La llegada del verano trae consigo no solo días soleados y calurosos, sino también el inicio de la temporada de polen, que afecta tanto a personas como a animales. La fiebre del heno, o rinitis alérgica estacional, es una reacción alérgica provocada por la inhalación de polen, principalmente de gramíneas, aunque también puede ser causado por polen de árboles y hierbas. Esta condición, que puede provocar molestias significativas, no solo afecta a los humanos, sino que también puede tener un impacto considerable en nuestros compañeros animales.
La fiebre del heno y sus efectos en las mascotas
Al igual que los humanos, perros, gatos, caballos y pequeños animales como conejos y cobayas pueden verse afectados durante la temporada de polen. Los síntomas en los animales son similares a los de las personas, incluyendo estornudos, secreción nasal y irritación ocular. Sin embargo, los perros y gatos suelen manifestar su malestar a través de la piel, rascándose o frotándose contra superficies para aliviar la picazón, y en ocasiones pueden morderse las patas o el vientre, que son las áreas más expuestas al polen.
Ante la sospecha de que una mascota pueda estar sufriendo de fiebre del heno, es fundamental consultar a un veterinario. A menudo, los dueños de mascotas pueden confundir los síntomas de alergias con los de resfriados o infecciones, que también son comunes en animales. Un diagnóstico claro y preciso es esencial para proporcionar el tratamiento adecuado.
Existen varias estrategias para ayudar a nuestras mascotas a sobrellevar la fiebre del heno. Mantener un diario de síntomas puede ser útil para identificar qué plantas o árboles podrían estar causando las reacciones alérgicas. En el Reino Unido, por ejemplo, el polen de los árboles suele alcanzar su punto máximo en abril y mayo, mientras que el polen de la hierba es más intenso en junio y julio. Si se identifica la hierba como el principal desencadenante, mantener los jardines bien cortados y eliminar plantas problemáticas puede ser eficaz.
La higiene también juega un papel crucial en la reducción de la exposición al polen. Aseo regular y el lavado de las mascotas, así como la limpieza de su ropa de cama, pueden disminuir la cantidad de polen a la que están expuestos. Además, seguir los pronósticos de polen es una herramienta útil; en días en los que los niveles son particularmente altos, se pueden tomar precauciones adicionales. Generalmente, el polen es más concentrado durante el día, especialmente en condiciones cálidas y húmedas, por lo que es recomendable pasear a los perros temprano por la mañana o más tarde por la tarde.
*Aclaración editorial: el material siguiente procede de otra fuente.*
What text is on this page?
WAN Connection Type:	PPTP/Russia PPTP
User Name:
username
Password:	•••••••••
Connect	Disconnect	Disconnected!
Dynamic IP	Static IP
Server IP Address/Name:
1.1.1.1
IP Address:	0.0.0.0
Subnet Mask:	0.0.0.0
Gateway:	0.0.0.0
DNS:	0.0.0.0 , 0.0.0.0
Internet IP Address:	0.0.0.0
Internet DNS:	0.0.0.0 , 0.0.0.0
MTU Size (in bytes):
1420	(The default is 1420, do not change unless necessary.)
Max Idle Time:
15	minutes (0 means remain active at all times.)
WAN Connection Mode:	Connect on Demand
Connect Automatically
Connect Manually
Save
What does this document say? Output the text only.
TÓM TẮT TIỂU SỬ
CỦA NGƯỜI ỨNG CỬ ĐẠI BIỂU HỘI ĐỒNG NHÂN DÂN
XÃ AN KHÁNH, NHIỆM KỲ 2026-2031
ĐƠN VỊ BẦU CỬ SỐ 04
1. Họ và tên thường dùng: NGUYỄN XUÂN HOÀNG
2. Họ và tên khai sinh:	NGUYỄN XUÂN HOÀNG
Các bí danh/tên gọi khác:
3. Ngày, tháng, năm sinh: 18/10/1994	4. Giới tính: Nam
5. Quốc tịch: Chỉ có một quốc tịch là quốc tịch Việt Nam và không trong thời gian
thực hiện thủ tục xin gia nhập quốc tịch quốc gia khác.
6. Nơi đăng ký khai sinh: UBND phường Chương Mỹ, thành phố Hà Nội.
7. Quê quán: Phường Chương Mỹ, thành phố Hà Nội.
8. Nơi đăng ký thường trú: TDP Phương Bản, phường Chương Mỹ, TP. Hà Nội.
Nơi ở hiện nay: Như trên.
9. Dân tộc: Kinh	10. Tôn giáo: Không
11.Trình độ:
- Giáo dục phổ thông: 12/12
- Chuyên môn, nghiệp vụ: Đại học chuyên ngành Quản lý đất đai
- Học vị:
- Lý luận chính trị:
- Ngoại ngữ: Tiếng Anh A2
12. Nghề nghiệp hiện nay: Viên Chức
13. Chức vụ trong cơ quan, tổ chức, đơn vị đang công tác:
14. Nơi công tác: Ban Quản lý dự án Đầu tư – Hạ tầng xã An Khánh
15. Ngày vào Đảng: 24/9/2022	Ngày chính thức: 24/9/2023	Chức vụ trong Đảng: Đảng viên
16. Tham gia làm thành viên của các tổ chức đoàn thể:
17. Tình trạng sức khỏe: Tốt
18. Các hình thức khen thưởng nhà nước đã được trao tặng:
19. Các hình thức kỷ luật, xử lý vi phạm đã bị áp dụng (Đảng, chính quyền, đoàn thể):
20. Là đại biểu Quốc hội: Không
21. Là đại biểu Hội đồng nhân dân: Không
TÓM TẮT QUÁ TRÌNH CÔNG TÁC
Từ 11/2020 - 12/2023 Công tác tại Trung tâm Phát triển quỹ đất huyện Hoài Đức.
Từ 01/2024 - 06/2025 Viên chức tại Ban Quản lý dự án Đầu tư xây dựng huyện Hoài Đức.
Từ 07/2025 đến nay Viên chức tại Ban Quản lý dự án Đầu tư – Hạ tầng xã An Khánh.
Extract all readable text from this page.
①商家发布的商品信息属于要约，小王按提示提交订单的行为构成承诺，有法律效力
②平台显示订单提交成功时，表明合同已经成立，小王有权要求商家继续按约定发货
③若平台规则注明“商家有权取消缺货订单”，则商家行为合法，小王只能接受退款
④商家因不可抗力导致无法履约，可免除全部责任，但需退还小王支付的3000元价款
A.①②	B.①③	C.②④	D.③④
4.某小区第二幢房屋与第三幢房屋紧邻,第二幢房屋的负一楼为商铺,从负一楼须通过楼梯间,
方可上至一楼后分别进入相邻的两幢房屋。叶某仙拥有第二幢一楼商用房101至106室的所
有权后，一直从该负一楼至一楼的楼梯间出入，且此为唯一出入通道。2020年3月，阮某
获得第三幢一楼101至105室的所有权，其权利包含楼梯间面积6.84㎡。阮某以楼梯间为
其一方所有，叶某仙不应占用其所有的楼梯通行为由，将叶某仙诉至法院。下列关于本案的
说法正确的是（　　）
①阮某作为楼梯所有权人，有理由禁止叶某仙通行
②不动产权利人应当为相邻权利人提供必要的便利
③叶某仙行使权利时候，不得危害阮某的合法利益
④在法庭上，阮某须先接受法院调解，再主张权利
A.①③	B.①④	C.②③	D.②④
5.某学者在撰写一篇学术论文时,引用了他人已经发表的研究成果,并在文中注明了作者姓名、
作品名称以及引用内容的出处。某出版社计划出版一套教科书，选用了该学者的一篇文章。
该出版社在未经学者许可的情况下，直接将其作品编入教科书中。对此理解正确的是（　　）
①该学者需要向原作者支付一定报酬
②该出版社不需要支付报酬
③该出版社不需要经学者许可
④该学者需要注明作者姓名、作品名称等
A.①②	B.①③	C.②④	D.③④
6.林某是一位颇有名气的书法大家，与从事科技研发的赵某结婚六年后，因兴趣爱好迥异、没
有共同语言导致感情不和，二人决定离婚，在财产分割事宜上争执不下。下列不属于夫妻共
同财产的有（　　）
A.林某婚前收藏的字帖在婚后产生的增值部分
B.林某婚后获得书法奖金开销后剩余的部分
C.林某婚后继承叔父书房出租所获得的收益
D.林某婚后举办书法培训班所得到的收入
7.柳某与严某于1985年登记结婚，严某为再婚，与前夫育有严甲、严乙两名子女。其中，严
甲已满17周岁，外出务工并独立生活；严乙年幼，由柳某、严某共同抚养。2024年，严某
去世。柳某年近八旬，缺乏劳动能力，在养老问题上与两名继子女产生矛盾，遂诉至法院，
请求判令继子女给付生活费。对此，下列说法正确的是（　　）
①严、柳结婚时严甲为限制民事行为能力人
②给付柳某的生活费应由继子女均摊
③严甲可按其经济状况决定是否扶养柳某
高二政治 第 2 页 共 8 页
En cuanto a los tratamientos, aunque los antihistamínicos son un remedio común para las personas, no deben administrarse a las mascotas sin la recomendación de un veterinario, ya que muchos de ellos no son seguros para los animales y pueden acarrear efectos adversos. Un veterinario puede sugerir alternativas seguras y ayudar a establecer un plan de manejo adaptado a las necesidades específicas de cada mascota.
Es importante destacar que las alergias al polen se espera que aumenten en prevalencia, en parte debido a factores como el cambio climático y la contaminación, que influyen en la cantidad de polen que liberan las plantas. Las temperaturas más altas fomentan una mayor producción de polen y la contaminación puede hacer que nuestros sistemas inmunitarios sean más reactivos a él.
Reconocer los signos de alergia a tiempo y tomar medidas para limitar la exposición de nuestras mascotas puede marcar una gran diferencia, ayudándolas a mantenerse cómodas y saludables durante los meses en que el polen está más presente.